Çok karışık hissediyorum bu seri için, ne yazacağımı da bilemiyorum. İlk iki kitabı okudum, sonuncuyu okumadım. Merak etmiyorum açıkçası. Her kitabın sonunda her şey çözümleniyor ve kavuşup mutlu mesut oluyorlar, hayır ne olabilir ki diğer kitapta diyorum. Bilmiyorum bir süre sonra özlersem bu hikayeyi diye o zamana bırakıyorum son kitabı. Dediğim gibi çok karışığım bu hikaye için; bi çok seviyorsun, bir bazı yerlerde sıkılıyorsun. Bence gereksiz uzatmalar vardı.

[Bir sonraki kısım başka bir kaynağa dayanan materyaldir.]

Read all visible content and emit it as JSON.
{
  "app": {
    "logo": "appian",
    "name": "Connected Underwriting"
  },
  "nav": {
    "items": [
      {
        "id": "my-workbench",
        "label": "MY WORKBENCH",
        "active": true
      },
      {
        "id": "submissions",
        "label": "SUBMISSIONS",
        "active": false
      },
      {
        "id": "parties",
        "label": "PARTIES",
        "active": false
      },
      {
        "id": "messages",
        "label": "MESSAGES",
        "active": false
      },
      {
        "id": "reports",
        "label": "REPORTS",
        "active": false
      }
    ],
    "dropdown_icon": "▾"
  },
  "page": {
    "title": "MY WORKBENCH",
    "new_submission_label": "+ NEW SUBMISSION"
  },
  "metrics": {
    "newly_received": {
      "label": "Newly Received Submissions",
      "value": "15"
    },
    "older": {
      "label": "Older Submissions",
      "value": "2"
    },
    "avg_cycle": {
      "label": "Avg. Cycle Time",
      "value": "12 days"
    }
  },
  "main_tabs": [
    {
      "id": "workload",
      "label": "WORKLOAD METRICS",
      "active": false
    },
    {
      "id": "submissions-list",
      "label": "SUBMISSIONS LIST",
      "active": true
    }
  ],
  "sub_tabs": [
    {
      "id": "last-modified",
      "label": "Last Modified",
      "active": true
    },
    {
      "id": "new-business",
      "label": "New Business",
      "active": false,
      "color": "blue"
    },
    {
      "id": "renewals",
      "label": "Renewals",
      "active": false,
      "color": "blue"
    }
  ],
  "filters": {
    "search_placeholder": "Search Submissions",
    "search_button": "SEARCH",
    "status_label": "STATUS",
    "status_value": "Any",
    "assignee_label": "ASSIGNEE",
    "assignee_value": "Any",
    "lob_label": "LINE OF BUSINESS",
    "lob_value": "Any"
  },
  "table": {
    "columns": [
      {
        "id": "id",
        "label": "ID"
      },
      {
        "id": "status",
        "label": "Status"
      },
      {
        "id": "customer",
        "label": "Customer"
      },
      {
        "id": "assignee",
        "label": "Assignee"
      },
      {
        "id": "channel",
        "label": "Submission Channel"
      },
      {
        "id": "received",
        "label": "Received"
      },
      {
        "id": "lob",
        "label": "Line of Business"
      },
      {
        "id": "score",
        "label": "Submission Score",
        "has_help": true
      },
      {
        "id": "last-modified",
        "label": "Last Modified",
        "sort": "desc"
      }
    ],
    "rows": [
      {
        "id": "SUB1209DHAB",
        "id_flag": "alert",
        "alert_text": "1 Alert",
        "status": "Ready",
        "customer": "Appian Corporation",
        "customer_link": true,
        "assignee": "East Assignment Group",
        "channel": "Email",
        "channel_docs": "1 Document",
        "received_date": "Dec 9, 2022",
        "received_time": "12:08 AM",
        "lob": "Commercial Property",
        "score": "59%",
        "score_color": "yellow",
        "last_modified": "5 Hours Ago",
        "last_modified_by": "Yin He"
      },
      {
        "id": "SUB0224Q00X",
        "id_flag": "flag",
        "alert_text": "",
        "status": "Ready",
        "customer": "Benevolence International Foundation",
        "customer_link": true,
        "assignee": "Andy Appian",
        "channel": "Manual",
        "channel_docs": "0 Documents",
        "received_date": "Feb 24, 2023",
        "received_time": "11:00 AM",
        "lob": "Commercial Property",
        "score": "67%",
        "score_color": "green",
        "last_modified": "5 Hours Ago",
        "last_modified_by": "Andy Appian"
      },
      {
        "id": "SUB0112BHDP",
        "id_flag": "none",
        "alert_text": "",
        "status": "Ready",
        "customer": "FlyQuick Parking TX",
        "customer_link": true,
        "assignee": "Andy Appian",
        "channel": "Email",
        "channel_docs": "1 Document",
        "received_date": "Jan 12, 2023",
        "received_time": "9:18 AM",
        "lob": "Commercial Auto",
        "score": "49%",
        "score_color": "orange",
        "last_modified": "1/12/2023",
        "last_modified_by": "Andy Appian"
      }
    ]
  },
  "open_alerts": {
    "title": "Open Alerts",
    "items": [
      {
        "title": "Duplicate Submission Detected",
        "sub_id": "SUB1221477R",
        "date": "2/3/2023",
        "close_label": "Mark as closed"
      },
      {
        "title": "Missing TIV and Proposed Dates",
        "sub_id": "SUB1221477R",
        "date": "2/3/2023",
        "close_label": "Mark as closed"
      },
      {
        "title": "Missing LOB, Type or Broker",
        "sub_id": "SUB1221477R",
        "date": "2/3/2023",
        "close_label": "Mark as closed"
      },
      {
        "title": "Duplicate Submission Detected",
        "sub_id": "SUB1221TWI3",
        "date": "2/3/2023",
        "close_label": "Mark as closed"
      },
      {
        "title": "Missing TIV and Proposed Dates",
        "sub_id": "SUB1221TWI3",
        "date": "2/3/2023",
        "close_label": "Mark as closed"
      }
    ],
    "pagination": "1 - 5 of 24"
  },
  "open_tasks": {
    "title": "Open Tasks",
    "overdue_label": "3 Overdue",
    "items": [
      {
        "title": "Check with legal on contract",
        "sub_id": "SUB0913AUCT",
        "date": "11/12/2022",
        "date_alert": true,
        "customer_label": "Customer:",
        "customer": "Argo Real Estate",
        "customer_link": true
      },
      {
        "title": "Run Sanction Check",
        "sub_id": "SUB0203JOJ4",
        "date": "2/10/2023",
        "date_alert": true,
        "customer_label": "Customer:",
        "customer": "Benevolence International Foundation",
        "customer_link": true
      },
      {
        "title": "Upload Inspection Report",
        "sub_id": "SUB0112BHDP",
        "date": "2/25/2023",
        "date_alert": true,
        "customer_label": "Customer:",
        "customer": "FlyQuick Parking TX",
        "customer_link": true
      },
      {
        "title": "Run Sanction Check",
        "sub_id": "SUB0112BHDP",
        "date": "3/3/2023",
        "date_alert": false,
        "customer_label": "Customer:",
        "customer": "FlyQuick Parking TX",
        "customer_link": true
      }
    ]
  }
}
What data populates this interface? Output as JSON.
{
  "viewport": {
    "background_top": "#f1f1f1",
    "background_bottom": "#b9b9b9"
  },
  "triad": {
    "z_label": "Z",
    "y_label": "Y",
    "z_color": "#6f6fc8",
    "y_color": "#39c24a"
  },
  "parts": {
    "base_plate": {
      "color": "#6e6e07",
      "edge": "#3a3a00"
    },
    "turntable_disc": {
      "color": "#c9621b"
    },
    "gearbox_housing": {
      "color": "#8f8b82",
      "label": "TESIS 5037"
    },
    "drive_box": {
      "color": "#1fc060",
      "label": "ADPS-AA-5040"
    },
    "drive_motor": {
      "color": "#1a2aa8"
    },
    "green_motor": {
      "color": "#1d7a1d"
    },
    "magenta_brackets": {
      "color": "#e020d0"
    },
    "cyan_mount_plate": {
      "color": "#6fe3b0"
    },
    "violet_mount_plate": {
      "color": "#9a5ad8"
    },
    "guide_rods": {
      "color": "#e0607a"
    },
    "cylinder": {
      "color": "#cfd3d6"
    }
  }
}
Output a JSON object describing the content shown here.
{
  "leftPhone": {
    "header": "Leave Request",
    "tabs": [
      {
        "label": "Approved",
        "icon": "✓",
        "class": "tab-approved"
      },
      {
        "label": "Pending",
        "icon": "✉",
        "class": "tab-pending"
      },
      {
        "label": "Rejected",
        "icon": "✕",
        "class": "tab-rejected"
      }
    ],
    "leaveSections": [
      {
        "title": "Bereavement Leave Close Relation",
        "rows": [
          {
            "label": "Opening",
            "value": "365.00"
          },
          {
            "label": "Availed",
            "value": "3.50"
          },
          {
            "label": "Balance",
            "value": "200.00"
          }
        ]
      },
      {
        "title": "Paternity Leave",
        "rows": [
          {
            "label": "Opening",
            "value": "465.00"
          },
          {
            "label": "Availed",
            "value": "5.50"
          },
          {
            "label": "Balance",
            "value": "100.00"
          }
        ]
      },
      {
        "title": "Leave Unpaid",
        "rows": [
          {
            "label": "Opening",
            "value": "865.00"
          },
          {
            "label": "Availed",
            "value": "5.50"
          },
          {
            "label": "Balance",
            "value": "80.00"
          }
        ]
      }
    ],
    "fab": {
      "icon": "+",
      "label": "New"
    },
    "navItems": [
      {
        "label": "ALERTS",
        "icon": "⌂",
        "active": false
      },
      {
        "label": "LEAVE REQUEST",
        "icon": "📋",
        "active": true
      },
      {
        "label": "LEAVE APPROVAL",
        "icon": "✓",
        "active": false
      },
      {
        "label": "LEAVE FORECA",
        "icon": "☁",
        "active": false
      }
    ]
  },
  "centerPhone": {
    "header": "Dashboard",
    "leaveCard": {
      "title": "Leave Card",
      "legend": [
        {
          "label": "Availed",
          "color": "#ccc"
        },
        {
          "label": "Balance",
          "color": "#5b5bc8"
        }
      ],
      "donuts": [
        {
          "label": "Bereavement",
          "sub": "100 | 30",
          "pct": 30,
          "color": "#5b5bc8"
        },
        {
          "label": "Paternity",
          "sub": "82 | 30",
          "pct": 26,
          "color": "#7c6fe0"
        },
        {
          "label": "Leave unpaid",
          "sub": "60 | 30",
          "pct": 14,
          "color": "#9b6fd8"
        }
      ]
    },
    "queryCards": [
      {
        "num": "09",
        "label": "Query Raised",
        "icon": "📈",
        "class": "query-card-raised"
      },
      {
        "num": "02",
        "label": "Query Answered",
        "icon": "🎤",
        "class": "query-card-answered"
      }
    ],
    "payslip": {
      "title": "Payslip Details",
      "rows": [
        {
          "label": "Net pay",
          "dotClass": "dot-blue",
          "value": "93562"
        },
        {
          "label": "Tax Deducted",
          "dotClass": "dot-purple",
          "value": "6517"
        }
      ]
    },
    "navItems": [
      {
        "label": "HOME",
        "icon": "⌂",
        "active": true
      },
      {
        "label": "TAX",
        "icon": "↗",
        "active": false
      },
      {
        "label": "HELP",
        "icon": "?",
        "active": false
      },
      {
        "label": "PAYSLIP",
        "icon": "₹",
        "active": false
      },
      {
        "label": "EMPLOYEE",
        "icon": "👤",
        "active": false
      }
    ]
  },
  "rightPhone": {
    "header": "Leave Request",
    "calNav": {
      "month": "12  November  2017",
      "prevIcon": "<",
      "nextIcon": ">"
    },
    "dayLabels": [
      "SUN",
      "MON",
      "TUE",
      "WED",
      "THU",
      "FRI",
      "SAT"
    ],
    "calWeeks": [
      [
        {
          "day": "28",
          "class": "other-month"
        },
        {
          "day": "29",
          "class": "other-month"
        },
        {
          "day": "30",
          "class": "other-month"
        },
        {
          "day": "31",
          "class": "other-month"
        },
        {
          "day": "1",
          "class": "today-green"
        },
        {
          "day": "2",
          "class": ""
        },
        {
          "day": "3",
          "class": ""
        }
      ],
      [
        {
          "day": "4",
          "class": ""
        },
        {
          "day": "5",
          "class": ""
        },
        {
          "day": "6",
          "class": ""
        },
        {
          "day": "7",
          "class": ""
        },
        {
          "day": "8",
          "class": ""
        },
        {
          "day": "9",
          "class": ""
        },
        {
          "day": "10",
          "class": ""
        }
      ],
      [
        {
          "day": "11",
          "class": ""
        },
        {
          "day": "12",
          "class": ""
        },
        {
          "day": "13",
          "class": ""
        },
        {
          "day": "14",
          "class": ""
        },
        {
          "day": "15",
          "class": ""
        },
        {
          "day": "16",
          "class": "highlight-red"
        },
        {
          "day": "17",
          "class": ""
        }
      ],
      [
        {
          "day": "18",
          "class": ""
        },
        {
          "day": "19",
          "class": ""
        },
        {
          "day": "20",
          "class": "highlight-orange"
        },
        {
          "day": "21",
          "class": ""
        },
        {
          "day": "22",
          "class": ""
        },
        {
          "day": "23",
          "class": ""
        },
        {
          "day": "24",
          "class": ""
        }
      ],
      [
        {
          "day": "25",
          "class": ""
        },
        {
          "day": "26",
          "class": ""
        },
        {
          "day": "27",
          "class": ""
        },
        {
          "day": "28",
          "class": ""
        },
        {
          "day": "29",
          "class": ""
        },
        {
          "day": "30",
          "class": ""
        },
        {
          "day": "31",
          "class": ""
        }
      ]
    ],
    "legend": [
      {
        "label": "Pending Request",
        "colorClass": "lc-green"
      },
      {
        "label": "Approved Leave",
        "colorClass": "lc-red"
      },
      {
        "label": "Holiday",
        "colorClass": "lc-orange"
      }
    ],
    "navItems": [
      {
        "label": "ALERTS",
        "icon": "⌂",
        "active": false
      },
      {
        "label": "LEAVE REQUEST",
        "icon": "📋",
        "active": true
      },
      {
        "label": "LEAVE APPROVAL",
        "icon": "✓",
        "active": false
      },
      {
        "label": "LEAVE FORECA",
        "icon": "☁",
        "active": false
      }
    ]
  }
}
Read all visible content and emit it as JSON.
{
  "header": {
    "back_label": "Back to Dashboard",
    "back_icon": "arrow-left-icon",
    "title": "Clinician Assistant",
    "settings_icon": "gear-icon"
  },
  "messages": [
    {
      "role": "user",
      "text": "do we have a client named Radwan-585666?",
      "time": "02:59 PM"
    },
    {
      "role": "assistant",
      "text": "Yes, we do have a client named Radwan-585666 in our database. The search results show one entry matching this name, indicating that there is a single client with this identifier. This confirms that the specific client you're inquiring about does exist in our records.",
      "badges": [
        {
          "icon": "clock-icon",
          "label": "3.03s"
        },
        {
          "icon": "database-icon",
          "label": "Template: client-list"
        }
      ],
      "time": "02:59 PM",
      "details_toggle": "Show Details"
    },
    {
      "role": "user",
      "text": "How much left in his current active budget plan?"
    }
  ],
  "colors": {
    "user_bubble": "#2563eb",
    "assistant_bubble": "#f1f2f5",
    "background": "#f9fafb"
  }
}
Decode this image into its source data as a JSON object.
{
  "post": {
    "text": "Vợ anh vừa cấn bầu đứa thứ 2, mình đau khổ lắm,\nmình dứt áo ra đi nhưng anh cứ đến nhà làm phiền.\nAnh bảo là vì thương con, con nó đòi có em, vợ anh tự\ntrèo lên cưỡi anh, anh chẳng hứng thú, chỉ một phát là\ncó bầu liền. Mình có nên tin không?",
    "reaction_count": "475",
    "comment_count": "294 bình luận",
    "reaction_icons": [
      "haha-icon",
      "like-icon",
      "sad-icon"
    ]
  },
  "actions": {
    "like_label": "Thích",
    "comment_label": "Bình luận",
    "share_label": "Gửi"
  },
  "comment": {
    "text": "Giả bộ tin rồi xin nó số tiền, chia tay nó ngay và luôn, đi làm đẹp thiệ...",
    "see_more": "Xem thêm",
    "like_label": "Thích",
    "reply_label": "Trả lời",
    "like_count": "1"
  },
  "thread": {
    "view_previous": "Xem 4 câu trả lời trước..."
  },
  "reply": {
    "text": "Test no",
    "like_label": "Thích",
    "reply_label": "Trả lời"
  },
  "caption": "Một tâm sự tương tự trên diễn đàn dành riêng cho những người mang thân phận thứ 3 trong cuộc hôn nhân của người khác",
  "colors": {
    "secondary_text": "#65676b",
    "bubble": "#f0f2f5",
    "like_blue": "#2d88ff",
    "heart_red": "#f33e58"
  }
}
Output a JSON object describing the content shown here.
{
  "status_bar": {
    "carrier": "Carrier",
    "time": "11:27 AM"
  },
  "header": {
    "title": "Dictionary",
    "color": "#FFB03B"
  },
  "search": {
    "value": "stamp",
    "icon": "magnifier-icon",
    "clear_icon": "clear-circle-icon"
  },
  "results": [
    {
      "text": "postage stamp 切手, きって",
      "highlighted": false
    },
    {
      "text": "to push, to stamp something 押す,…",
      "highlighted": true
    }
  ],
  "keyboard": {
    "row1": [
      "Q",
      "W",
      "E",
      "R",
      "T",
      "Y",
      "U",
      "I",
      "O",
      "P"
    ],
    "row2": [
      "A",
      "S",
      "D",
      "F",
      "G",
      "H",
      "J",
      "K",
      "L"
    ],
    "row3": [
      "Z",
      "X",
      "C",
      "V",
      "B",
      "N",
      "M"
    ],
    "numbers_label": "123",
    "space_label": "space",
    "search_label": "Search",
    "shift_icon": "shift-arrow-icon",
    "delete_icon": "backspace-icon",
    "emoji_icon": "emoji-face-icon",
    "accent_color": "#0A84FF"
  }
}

Bir kere kesinlikle erotik romans değil, neden bu kategoriye koymuşlar anlamadım. Elli ton ve crossfire serisi tamam onlar bariz yani ama bu kesinlikle değil. Bir de Elli Tonla karşılaştırmışlar ki alakası yok. Tek ortak noktaları Ana ve Julianın karakter benzeşmeleri. Hele Grey ve Gabriel birbirinden çok çok farklı iki karakter. Bir kere Gabriel Grey’e göre çok fazla centilmen bir adam ve yanındaki kadına çok fazla saygı duyup onun duygu durumunu çok önemsiyor, o yüzden iki uç karakter diyebilirim. İkisi de Alacakaranlıktan esinlenilmiş ama Gabriel serisinin kemik olay örgüsü neredeyse birebir. Burada benzerlikleri sıralamayayım spoiler olmasın diye ama ben çok aşırı benzettim.
Güzel, okunabilir hatta hikayeyi seviyorsun da ama diğer serileri okuduğum gibi hemen diğer sayfayı çevirmem lazım sabırsızlığı çok olmadı. Ama dediğim gibi seviyorsun. Bir adamın ilahi boyuta ulaşacak kadar olan aşkını görmek için bile okunur. Hele Gabriel için kesinlikle okunur. Bu arada kitapta en sevdiğim bölüm Gabriel’in Julia’nın Beatrice olduğunu hatırladıktan sonra ondan bıkmadan usanmadan özür dilediği kısmı çok sevdim.